Furthermore, when the latter developer is used, the migration in the development area is good, so that the solid black density is even higher to about 1.5.

In the embodiments described above, a roll diameter of 37 mm was explained, but even if the roll diameter changes within the normal roll diameter range of 20 mm to 40 mm, the same can be achieved by developing the technical idea of the present invention. effect can be obtained. That is, in addition to forming a magnetic field to increase the density of the developer in the development area, a carrier with low magnetic force may be applied to increase the fluidity of the developer.

〔Effect of the invention〕

As explained above, according to the present invention, the distance between the magnetic poles in the developing area of the developing roll is in the range of 5 to 15 mm along the roll surface, and the center angle of these magnetic poles is in the range of 16 to 46 degrees. Since it was decided to perform development using a magnetic carrier having a specific resistance value of 10 ¹² ohm.cm or more and a saturation magnetization of 5 to 40 emu/g, the following effects are obtained.

(a) Due to the low magnetic force of the carrier, the binding force between magnetic carrier particles due to the magnetic field is weakened. As a result, even if the developer is in a highly filled state in the developing section, it becomes easy to move, and the toner present inside the developing section can also contribute to the development.

(b) During development, charges of opposite polarity corresponding to the charges of the developed toner are likely to be separated from the vicinity of the photoreceptor due to the high fluidity of the developer, so it is possible to suppress the decrease in the developing electric field. can.

(c) The spikes of the developer are no longer strong, and the toner electrostatically adsorbed on the photoreceptor is less likely to be scraped off, so a homogeneous image can be obtained, and lines of the same width in the vertical and horizontal directions can be obtained. The difference in these widths when the image is developed becomes smaller.

(d) Since the collision force between the magnetic carriers is reduced, toner and externally added materials are less likely to fuse to the surface of the magnetic carriers, and the life of the developer can be extended.

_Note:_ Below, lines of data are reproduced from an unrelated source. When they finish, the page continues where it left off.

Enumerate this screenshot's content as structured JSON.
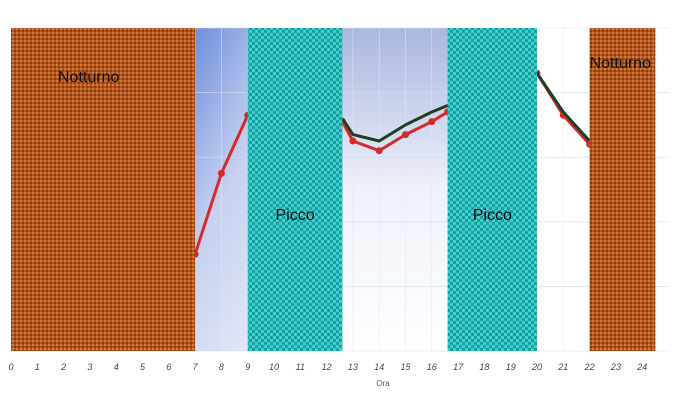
{
  "chart_data": {
    "type": "line",
    "xlabel": "Ora",
    "x_ticks": [
      "0",
      "1",
      "2",
      "3",
      "4",
      "5",
      "6",
      "7",
      "8",
      "9",
      "10",
      "11",
      "12",
      "13",
      "14",
      "15",
      "16",
      "17",
      "18",
      "19",
      "20",
      "21",
      "22",
      "23",
      "24"
    ],
    "xlim": [
      0,
      24
    ],
    "ylim": [
      0,
      100
    ],
    "grid": true,
    "bands": [
      {
        "label": "Notturno",
        "start": 0,
        "end": 7,
        "color": "#b5541c",
        "pattern": "dotted"
      },
      {
        "label": "Picco",
        "start": 9,
        "end": 12.6,
        "color": "#2ec4c0",
        "pattern": "checker"
      },
      {
        "label": "Picco",
        "start": 16.6,
        "end": 20,
        "color": "#2ec4c0",
        "pattern": "checker"
      },
      {
        "label": "Notturno",
        "start": 22,
        "end": 24.5,
        "color": "#b5541c",
        "pattern": "dotted"
      }
    ],
    "series": [
      {
        "color": "#d42a2a",
        "x": [
          7,
          8,
          9,
          12.6,
          13,
          14,
          15,
          16,
          16.6,
          20,
          21,
          22
        ],
        "y": [
          30,
          55,
          73,
          71,
          65,
          62,
          67,
          71,
          74,
          86,
          73,
          64
        ]
      },
      {
        "color": "#1f3f24",
        "x": [
          12.6,
          13,
          14,
          15,
          16,
          16.6,
          20,
          21,
          22
        ],
        "y": [
          72,
          67,
          65,
          70,
          74,
          76,
          86,
          74,
          65
        ]
      }
    ]
  }
}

[Brief explanation of drawings]

Fig. 1 is a schematic front view showing an example of a conventional developing device, Fig. 2 is a schematic front view showing a part of the magnet roll of the same device, and Figs. A schematic front view showing a part of the magnet roll, FIG. 6 is a diagram shown to explain the solid black density of the copied image, and FIG. 7 is a diagram shown to explain the density ratio of horizontal lines and vertical lines in the copied image. FIG. 8 is a diagram showing the relationship between the number of lines within a unit width and the developing electric field. 11, 21, 31... Magnetrol, 12
... Magnetic support, S ₁ ... Main developing pole, N ₁ ...
...Magnetic pole adjacent to the main developing pole.

Claims (1)

[Scope of Claims] 1. In a two-component magnetic brush developing device using toner and a magnetic carrier having a specific resistance value of 10 ¹² Ω·cm or more, a main developing pole of a magnet roll, a photosensitive drum, and a magnetic carrier of the magnet roll are provided. The angle between adjacent magnetic poles across the center connecting line is in the range of 16 degrees to 46 degrees, and the distance between these magnetic poles is 5 to 15 mm along the roll surface, and the saturation magnetization of the magnetic carrier is 5 to 40 emu/g, and the main developing pole and the adjacent magnetic pole have different polarities.